At first instance this looks like a fair way to treat the wages paid to developers but if the business is truly creating a franchise that will generate value for an extended period of time, there could be an argument made that the expenses should be capitalized because they are no different from the goodwill that accrues on an industrial company’s balance sheet when they acquire another brand under their umbrella.
Anyway, that’s not how the accounting rules work and the end result is a SAAS business that’s able to build an ever-widening moat while producing limited or no profits until it has reached maturity. At which point, it’s able to flip the switch and generate consistent future cashflows without any requirement for additional capital. These businesses will follow an exponential trajectory; an extended period where it looks as if nothing is happening prior to eventually seeing earnings explode higher once they have achieved terminal velocity.
While this might intuitively appear to be the preferable path for businesses to take if they have the access to the technology, skills, and capital, it’s not so simple. The path is very uncomfortable because there is no visual progress at the early stages.
It will appear that the business isn’t moving forward as quickly as it could be if they were taking the well-trodden path. People dislike uncertainty and are inherently impatient, especially when the opportunity cost is generating incremental profits as business traditionally has. It takes a lot of vision and leadership to be able to position companies to be able to take advantage of exponential trends. It appears that there are few people that are willing to walk the path of uncertainty to put themselves on the path for exponential returns.
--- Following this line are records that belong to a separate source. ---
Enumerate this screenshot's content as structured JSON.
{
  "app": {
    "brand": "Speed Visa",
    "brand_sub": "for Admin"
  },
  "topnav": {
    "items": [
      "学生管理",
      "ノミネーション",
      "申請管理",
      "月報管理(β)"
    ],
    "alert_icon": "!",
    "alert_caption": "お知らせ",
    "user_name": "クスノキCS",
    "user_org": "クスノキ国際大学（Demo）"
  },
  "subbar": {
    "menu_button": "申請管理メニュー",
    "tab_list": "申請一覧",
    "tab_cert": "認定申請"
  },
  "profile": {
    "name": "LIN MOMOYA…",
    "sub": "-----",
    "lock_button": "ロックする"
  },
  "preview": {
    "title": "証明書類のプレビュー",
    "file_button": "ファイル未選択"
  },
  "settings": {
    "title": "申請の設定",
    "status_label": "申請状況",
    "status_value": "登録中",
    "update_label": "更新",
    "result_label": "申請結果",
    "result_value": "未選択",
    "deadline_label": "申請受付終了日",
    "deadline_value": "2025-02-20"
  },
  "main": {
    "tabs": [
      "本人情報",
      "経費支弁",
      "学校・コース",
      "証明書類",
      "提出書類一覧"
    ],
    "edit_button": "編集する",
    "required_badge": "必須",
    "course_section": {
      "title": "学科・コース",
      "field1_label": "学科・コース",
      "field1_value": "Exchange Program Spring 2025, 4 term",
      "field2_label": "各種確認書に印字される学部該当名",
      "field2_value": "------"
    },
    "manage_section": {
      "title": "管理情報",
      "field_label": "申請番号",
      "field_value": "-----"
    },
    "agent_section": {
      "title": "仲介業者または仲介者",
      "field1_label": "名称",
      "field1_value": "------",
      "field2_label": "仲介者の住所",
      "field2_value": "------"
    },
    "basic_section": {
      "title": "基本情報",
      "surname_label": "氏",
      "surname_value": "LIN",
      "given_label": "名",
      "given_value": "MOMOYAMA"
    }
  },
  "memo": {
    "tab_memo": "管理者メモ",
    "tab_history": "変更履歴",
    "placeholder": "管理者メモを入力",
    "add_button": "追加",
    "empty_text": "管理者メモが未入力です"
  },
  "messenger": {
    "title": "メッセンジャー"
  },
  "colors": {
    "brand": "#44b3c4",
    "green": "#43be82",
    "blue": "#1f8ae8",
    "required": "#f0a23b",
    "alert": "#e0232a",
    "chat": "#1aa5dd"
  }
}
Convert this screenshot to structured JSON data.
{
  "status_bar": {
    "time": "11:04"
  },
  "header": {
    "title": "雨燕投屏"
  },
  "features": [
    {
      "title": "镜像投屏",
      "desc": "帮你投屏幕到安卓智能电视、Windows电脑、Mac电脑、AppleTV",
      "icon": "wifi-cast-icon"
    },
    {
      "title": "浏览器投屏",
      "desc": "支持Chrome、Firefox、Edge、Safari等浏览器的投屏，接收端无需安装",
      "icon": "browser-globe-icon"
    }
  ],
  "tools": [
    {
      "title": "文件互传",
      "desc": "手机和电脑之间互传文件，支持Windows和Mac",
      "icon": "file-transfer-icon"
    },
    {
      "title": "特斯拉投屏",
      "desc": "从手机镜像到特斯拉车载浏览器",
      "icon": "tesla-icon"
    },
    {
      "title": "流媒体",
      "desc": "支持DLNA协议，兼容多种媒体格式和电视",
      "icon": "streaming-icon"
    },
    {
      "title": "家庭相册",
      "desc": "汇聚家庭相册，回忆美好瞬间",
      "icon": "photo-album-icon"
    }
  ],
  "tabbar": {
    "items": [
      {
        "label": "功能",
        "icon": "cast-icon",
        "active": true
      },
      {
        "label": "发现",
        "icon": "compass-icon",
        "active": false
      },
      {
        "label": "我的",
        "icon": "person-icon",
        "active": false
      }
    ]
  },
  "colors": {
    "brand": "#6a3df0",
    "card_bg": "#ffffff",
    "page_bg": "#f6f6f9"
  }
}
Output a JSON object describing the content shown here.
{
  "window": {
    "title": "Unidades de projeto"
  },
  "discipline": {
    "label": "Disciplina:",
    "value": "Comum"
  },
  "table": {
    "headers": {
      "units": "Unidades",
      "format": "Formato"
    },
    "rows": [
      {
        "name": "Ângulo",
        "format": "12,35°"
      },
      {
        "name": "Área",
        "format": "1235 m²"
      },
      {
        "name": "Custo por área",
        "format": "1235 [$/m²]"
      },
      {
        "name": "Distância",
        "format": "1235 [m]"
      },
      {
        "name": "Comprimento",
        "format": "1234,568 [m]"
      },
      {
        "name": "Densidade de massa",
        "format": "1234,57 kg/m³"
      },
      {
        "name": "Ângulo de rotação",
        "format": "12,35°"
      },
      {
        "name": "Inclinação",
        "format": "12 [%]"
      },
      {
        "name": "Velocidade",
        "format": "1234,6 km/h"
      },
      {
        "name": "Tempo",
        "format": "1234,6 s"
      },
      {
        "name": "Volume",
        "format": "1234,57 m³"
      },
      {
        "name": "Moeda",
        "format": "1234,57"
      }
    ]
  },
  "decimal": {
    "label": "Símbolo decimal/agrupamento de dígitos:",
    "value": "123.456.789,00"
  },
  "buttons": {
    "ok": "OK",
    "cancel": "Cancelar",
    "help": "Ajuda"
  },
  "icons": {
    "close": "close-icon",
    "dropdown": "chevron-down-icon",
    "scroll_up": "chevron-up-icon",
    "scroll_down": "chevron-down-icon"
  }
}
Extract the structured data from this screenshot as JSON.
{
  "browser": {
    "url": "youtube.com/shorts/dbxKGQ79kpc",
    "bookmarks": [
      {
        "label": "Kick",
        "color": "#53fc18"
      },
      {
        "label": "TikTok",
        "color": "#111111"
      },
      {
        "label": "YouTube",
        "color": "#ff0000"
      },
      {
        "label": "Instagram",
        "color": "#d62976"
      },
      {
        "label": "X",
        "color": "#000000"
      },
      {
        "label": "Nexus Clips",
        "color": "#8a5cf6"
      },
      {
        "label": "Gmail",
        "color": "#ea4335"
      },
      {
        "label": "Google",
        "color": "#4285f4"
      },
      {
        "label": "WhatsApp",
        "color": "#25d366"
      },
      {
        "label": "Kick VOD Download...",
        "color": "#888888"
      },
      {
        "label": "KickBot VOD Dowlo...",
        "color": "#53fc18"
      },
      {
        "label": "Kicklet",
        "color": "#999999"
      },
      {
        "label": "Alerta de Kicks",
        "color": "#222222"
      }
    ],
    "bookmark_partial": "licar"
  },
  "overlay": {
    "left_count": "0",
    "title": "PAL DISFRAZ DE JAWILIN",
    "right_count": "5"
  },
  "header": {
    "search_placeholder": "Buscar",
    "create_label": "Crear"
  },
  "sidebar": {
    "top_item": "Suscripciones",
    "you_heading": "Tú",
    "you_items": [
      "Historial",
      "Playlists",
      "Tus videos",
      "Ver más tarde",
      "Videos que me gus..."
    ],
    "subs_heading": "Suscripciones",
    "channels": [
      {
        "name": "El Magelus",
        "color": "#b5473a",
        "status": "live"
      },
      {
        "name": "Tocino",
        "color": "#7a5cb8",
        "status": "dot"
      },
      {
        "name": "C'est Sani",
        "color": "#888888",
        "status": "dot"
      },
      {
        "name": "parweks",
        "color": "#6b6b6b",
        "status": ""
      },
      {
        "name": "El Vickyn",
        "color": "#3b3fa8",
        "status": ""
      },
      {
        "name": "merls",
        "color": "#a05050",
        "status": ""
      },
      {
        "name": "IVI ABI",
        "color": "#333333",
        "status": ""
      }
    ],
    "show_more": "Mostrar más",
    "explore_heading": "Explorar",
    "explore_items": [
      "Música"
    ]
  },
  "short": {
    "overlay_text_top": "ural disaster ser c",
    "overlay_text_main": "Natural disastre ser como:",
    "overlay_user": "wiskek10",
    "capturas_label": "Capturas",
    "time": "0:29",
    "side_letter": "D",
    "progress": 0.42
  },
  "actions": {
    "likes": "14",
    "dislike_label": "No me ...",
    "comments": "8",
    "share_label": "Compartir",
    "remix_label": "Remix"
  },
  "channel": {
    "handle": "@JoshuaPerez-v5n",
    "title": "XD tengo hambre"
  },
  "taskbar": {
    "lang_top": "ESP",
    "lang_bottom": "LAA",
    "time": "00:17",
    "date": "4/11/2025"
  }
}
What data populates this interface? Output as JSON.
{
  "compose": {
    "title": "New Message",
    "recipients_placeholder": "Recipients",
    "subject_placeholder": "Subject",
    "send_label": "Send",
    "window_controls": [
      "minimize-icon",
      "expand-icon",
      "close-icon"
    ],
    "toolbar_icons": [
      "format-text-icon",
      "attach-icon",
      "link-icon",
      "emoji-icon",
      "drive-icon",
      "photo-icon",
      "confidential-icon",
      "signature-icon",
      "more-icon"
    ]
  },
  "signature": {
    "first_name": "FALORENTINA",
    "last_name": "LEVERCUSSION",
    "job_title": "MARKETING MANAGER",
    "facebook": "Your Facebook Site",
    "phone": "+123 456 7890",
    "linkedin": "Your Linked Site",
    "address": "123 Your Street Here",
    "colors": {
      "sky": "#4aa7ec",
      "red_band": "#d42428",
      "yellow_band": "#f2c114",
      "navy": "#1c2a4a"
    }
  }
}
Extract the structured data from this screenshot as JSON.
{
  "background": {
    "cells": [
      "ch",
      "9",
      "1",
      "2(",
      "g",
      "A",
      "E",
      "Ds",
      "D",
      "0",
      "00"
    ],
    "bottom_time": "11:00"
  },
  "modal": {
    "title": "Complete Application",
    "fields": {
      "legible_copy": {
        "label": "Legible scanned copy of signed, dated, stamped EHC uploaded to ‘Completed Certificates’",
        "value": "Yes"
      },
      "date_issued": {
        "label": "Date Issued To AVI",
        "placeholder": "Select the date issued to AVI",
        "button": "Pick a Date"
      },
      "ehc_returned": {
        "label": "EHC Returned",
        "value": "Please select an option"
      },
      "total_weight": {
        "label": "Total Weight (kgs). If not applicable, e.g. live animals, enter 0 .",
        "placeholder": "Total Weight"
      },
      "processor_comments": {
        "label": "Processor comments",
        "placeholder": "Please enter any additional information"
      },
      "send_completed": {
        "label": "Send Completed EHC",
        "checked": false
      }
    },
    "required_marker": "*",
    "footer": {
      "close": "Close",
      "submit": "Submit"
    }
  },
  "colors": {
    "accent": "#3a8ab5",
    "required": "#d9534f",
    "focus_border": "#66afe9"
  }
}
There’s another issue with businesses that grow exponentially. The success is scary. Managers typically don’t like to deal with exponential growth because it means there is too much work for them to do if they need to constantly supervise all of the additional activity. The way around that is to replace the control of people with the control of principles, Mark Bonchek covered this in a Harvard Business Review article. Interestingly, this is what some of the fastest growing companies have been doing, look at Netflix’s culture deck. Other companies like Google and AirBnb put extreme emphasis on hiring the right people early on so they would be able to create and preserve the cultures that would allow them to scale exponentially. Letting go and focusing on culture feels like a soft way to create an organization that could potentially grow exponentially but the techniques have had far more success than traditional hierarchical management techniques.
Conclusion
Life is no longer local and linear. The mental models that were previously used to analyse the growth in linear businesses are less applicable today. There will always be a need for old world businesses that produce goods and scale linearly. However, it’s likely that the companies that will underwrite the next wave of productivity growth will be capital-light with long periods of development before they see earnings erupt exponentially. Finding businesses that are able to scale exponentially is hard. When you consider that for that business to succeed, they will need to find the right investors and the right staff as well, that task becomes even more difficult. Therefore, foresight and risk management is required when thinking about exponential businesses from an investors perspective. However, the upside can far outweigh the downside if they’re successful so it’s worth keeping an eye out for the companies that have the potential to follow an exponential arc.